Now i have 1 question and also 1 issue i am facing with:
The question: i need to use slc run command but to keep the app "alive" also after i close the terminal. For that i used the --detach option and it works, What i wanted to know if the --detach option is the best practice or i need to do it in a different way.
The issue: After i use the --detach i don't really know how to stop it. Is there a command that i can use to stop the process from running?
To stop a --detached process, go to the same directory it was run from and do slc runctl stop. There are a number of runctl commands, but stop is probably the one you are most interested in.
Best practices is a longer answer. The short version is: don't use --detach ever and do use an init script to run your app and keep it running (probably Upstart, since you're on Ubuntu).
Using slc run
If you wan to run slc run as an Upstart job you can install strong-service-install with npm install -g strong-service-install. This will give you sl-svc-install, a utility for creating Upstart and systemd services.
You'll end up running something like sudo sl-svc-install --name my-app --user youruser --cwd /path/to/app/root -- slc run . which should create a Upstart job named my-app which will run your app as your uid from the app's root. Your app's stdout/stderr will be sent to /var/log/upstart/my-app.log. If you are using a version of Ubuntu older than 12.04 you'll need to specify --upstart 0.6 and your logs will end up going to syslog instead.
Using slc pm
Another, possibly easier route, is to use slc pm, which operates at a level above slc run and happens to be easier to install as an OS service. For this route you already have everything installed. Run sudo slc pm-install and a strong-pm Upstart service will be installed as well as a strong-pm user to run it as with a $HOME of /var/lib/strong-pm.

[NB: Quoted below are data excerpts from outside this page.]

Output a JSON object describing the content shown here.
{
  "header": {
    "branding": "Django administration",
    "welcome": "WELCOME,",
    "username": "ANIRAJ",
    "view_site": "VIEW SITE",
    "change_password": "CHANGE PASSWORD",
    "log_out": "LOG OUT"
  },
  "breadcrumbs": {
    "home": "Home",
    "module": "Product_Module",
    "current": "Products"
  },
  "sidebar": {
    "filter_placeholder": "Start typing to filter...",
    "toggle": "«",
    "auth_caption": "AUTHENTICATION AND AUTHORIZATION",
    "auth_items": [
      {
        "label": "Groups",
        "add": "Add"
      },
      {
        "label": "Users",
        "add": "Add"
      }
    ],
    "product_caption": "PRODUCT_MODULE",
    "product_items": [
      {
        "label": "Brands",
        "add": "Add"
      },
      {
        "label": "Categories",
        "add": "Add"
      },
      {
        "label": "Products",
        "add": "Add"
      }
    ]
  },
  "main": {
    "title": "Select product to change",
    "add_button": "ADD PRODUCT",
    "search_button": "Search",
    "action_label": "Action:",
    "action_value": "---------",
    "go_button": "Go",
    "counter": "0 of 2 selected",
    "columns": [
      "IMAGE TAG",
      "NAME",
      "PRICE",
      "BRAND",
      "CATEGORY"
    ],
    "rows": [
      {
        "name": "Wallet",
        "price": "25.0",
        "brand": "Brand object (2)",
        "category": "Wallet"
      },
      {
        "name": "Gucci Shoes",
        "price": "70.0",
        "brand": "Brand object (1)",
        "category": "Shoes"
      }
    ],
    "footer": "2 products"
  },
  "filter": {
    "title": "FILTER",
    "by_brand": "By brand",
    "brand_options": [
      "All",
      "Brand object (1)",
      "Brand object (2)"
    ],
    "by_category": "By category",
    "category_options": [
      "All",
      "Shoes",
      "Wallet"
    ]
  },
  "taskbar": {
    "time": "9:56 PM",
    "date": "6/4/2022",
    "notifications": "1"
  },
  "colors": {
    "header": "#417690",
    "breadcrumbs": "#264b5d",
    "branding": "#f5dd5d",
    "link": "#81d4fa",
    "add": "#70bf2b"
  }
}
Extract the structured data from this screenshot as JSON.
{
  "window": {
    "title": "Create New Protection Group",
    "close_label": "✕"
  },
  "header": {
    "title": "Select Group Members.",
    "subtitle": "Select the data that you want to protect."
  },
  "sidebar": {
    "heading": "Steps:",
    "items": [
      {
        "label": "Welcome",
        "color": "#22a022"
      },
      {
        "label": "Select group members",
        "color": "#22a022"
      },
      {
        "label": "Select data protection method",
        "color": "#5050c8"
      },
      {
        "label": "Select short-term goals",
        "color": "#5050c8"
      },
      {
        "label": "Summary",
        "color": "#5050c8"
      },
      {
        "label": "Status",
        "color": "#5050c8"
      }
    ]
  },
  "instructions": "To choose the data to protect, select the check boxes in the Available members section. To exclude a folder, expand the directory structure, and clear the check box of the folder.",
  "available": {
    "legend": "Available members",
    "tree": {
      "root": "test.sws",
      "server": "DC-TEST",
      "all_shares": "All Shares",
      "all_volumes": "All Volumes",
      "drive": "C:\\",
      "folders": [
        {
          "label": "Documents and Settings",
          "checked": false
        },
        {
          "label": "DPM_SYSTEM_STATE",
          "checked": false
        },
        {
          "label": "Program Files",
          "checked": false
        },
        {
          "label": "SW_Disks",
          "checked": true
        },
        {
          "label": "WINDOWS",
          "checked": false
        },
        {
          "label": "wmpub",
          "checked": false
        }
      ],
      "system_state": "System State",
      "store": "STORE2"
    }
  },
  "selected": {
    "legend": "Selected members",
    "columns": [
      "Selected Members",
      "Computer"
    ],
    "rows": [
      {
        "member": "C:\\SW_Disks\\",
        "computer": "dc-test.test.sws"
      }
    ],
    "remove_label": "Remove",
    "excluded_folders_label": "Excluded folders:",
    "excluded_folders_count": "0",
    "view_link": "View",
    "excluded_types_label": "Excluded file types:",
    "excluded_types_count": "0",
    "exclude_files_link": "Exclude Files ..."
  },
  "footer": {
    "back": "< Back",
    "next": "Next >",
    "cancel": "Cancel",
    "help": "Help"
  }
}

Where the PM approach gets slightly more complicated is that you have to deploy your app to it. Most likely this is just a matter of going to your app root and running slc deploy http://localhost:8701/, but the specifics will depend on your app. You can configure environment variables for your app, deploy new versions, and your logs will show up in /var/log/upstart/strong-pm.log.
General Best Practices
For either of the options above, I recommend not doing npm install -g strongloop on your server since it includes things like yeoman generators and other tools that are more useful on a workstation than a server.
If you want to go the slc run route, you would do npm install -g strong-supervisor strong-service-install and replace your slc run with sl-run.
If you want to go the slc pm route, you would do npm install -g strong-pm and replace slc pm-install with sl-pm-install.
Disclaimer
I work at StrongLoop and primarily work on these tools.
View the status of running apps using:
slc ctl status
Example output:
Service ID: 1
Service Name: app
Environment variables:
No environment variables defined
Instances:
Version Agent version Debugger version Cluster size Driver metadata
5.2.1 2.0.3 n/a 1 N/A
Processes:
ID PID WID Listening Ports Tracking objects? CPU profiling? Tracing? Debugging?
1.1.2708 2708 0
1.1.5836 5836 1 0.0.0.0:3001
Service ID: 2
Service Name: default
Environment variables:
No environment variables defined
Instances:
Version Agent version Debugger version Cluster size Driver metadata
5.2.1 2.0.3 n/a 1 N/A
Processes:
ID PID WID Listening Ports Tracking objects? CPU profiling? Tracing? Debugging?
2.1.2760 2760 0
2.1.1676 1676 1 0.0.0.0:3002
To kill the first app, use slc ctrl stop
slc ctl stop app
Service "app" hard stopped
What if i have to run the application as a cluster ? Can i still do it via the upstart created.
Like
sudo sl-svc-install --name my-app --user youruser --cwd /path/to/app/root -- slc run --cluster 4 .
I tried doing this but the /etc/init/my-app.conf does not show any information about the cluster.